Terrific column by Peter Oborne.
The decision to give Lady Thatcher what amounts to a state funeral will not lead to fascism. But it nevertheless badly damages the British system of representative democracy, and as such will lead to a series of debilitating practical problems. The most serious of them concerns damage to the reputation of the monarch for scrupulous impartiality. During her long reign, the Queen has avoided attending the funerals of all her prime ministers, apart from that of Churchill, who had led the national government of a united Britain in the great common struggle against Nazi Germany. This is why he was the sole exception to the rule that former prime ministers do not get state funerals.

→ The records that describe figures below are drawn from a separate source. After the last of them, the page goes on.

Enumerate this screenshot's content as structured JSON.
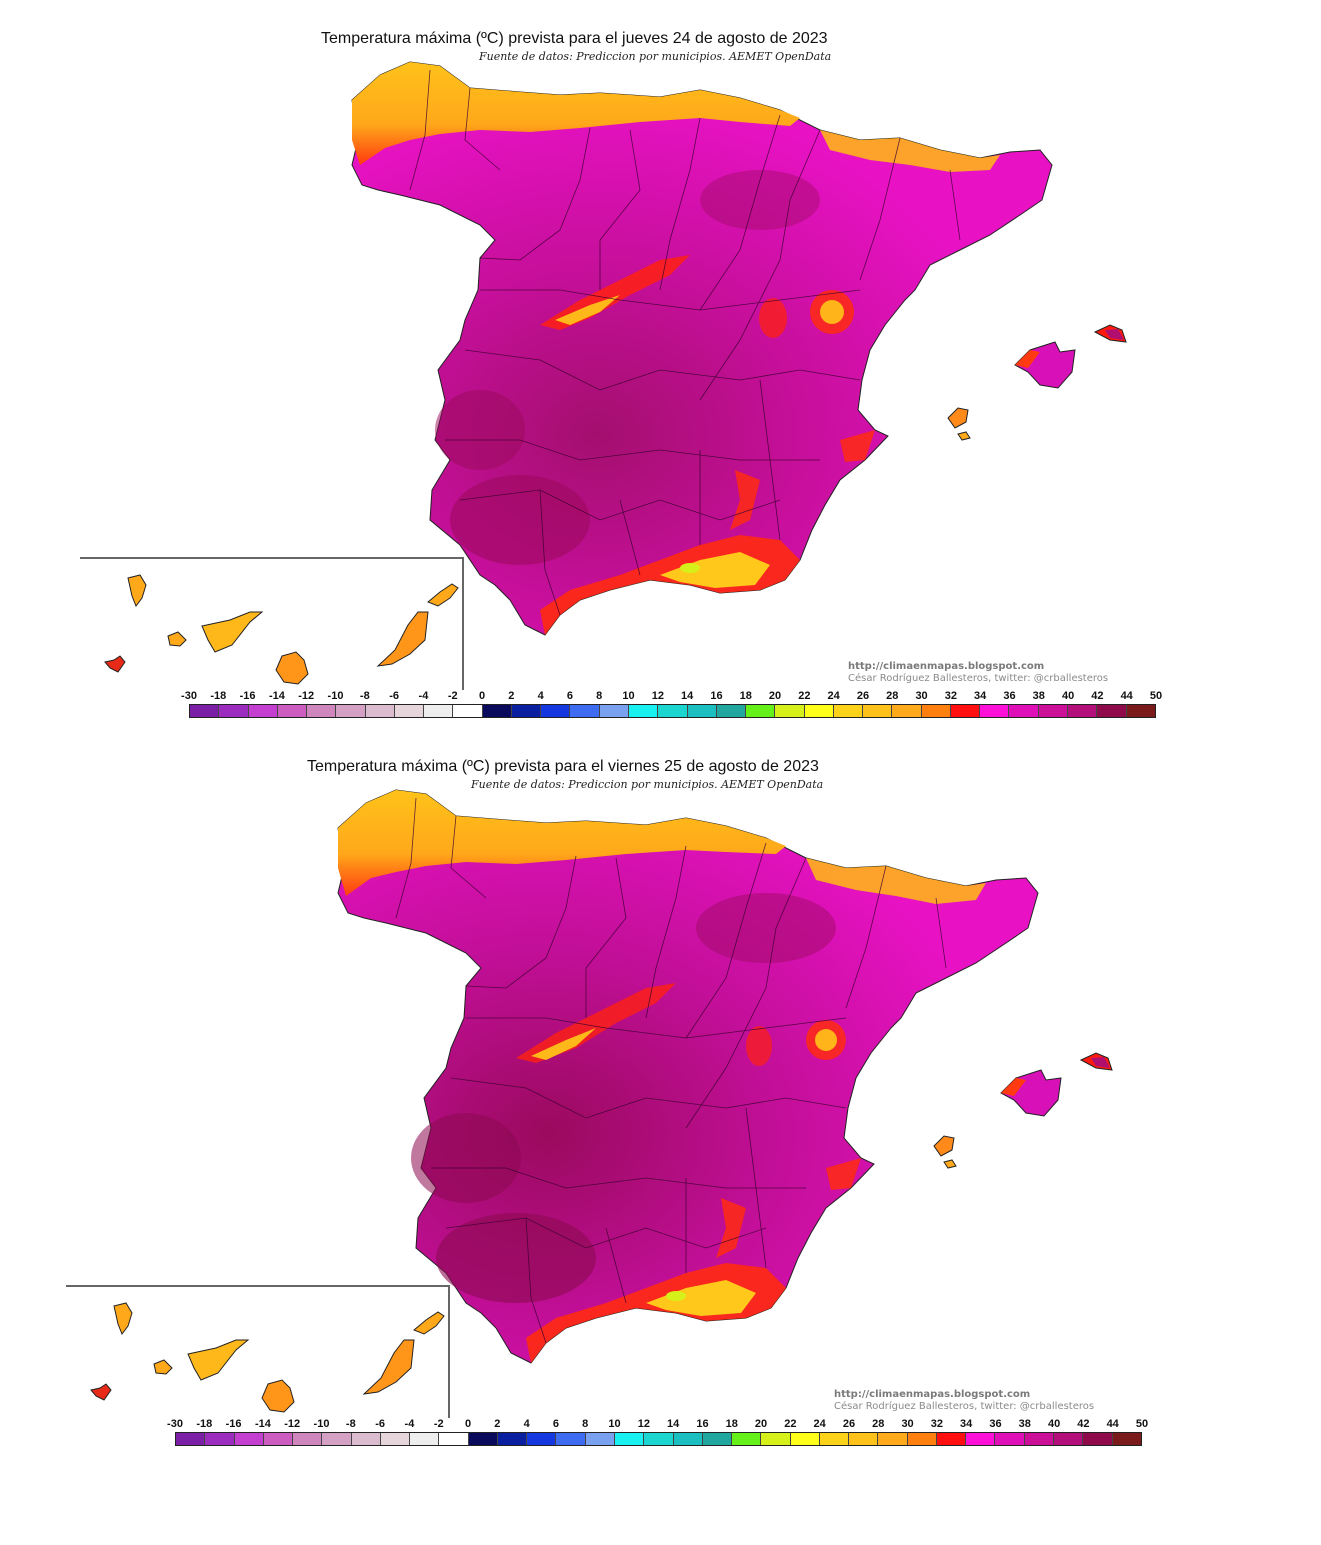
{
  "maps": [
    {
      "title": "Temperatura máxima (ºC) prevista para el jueves 24 de agosto de 2023",
      "subtitle": "Fuente de datos: Prediccion por municipios. AEMET OpenData",
      "attribution_url": "http://climaenmapas.blogspot.com",
      "attribution_author": "César Rodríguez Ballesteros, twitter: @crballesteros"
    },
    {
      "title": "Temperatura máxima (ºC) prevista para el viernes 25 de agosto de 2023",
      "subtitle": "Fuente de datos: Prediccion por municipios. AEMET OpenData",
      "attribution_url": "http://climaenmapas.blogspot.com",
      "attribution_author": "César Rodríguez Ballesteros, twitter: @crballesteros"
    }
  ],
  "legend": {
    "unit": "ºC",
    "ticks": [
      "-30",
      "-18",
      "-16",
      "-14",
      "-12",
      "-10",
      "-8",
      "-6",
      "-4",
      "-2",
      "0",
      "2",
      "4",
      "6",
      "8",
      "10",
      "12",
      "14",
      "16",
      "18",
      "20",
      "22",
      "24",
      "26",
      "28",
      "30",
      "32",
      "34",
      "36",
      "38",
      "40",
      "42",
      "44",
      "50"
    ],
    "colors": [
      "#7a1fa6",
      "#9b2cbd",
      "#c43fcf",
      "#cc5cc0",
      "#cf86bd",
      "#d4a0c4",
      "#dbbccf",
      "#e6d6dc",
      "#eeeeee",
      "#ffffff",
      "#0a0a5c",
      "#0a1fa0",
      "#1537e0",
      "#3d6cf0",
      "#7aa0f0",
      "#19f0f0",
      "#1ad6cf",
      "#1cbfbf",
      "#22a6a0",
      "#66f01a",
      "#d6f01a",
      "#ffff1a",
      "#ffd21a",
      "#ffc21a",
      "#ffaa1a",
      "#ff7f0f",
      "#ff0f0f",
      "#ff10d8",
      "#e010b8",
      "#cc0f98",
      "#b20f7a",
      "#8f0a4a",
      "#7a1a1a"
    ]
  },
  "regions": {
    "legend_colors_observed": {
      "north_coast_galicia_cantabria": "#ffb01a",
      "inland_plateau": "#e010b8",
      "guadalquivir_extremadura_hot": "#b20f7a",
      "mountain_red": "#ff1a1a",
      "canary_islands": "#ffaa1a",
      "el_hierro": "#e82020"
    }
  },
  "chart_data": [
    {
      "type": "heatmap",
      "title": "Temperatura máxima (ºC) prevista para el jueves 24 de agosto de 2023",
      "subtitle": "Fuente de datos: Prediccion por municipios. AEMET OpenData",
      "region": "Spain (Peninsula, Balearic Islands, Canary Islands inset)",
      "colorbar_ticks": [
        -30,
        -18,
        -16,
        -14,
        -12,
        -10,
        -8,
        -6,
        -4,
        -2,
        0,
        2,
        4,
        6,
        8,
        10,
        12,
        14,
        16,
        18,
        20,
        22,
        24,
        26,
        28,
        30,
        32,
        34,
        36,
        38,
        40,
        42,
        44,
        50
      ],
      "approx_regional_values": {
        "Galicia/Asturias/Cantabria coast": "26-30",
        "Cantabrian mountains fringe": "32-34",
        "Castilla y León": "36-38",
        "Ebro valley / Aragón": "38-40",
        "Extremadura / Guadiana": "40-42",
        "Guadalquivir valley": "40-44",
        "Sistema Central / Ibérico mountains": "28-34",
        "Sierra Nevada / Almería coast": "20-32",
        "Mallorca": "36-38",
        "Ibiza": "30-32",
        "Canary Islands": "28-32",
        "El Hierro": "32-34"
      }
    },
    {
      "type": "heatmap",
      "title": "Temperatura máxima (ºC) prevista para el viernes 25 de agosto de 2023",
      "subtitle": "Fuente de datos: Prediccion por municipios. AEMET OpenData",
      "region": "Spain (Peninsula, Balearic Islands, Canary Islands inset)",
      "colorbar_ticks": [
        -30,
        -18,
        -16,
        -14,
        -12,
        -10,
        -8,
        -6,
        -4,
        -2,
        0,
        2,
        4,
        6,
        8,
        10,
        12,
        14,
        16,
        18,
        20,
        22,
        24,
        26,
        28,
        30,
        32,
        34,
        36,
        38,
        40,
        42,
        44,
        50
      ],
      "approx_regional_values": {
        "Galicia/Asturias/Cantabria coast": "26-30",
        "Cantabrian mountains fringe": "32-34",
        "Castilla y León": "36-40",
        "Ebro valley / Aragón": "38-42",
        "Extremadura / Guadiana": "40-44",
        "Guadalquivir valley": "42-44",
        "Sistema Central / Ibérico mountains": "28-34",
        "Sierra Nevada / Almería coast": "20-32",
        "Mallorca": "36-38",
        "Menorca": "32-34",
        "Ibiza": "30-32",
        "Canary Islands": "28-32",
        "El Hierro": "32-34"
      }
    }
  ]
}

So the question arises: what’s so special about Maggie Thatcher? Defenders of next week’s funeral arrangements say that she was a “transformational” prime minister. This is true. But so was Clement Attlee, who introduced the welfare system and the National Health Service, thus fundamentally changing the connection between state and individual. Yet the Queen did not attend Mr Attlee’s funeral, a quiet affair in Temple Church near Westminster. According to a 1967 report in Time magazine, “all the trappings of power were absent last week at the funeral of Earl Attlee … there were no honour guards or artillery caissons, no press or television, no crush of spectators. Only 150 friends and relatives gathered for a brief Anglican ceremony in honour of the man who had shaped the political destiny of post-war Britain.”
The decision to acknowledge Lady Thatcher, but not Attlee, makes the Queen appear partisan and is totally out of kilter with the traditional impartiality of the modern British monarchy.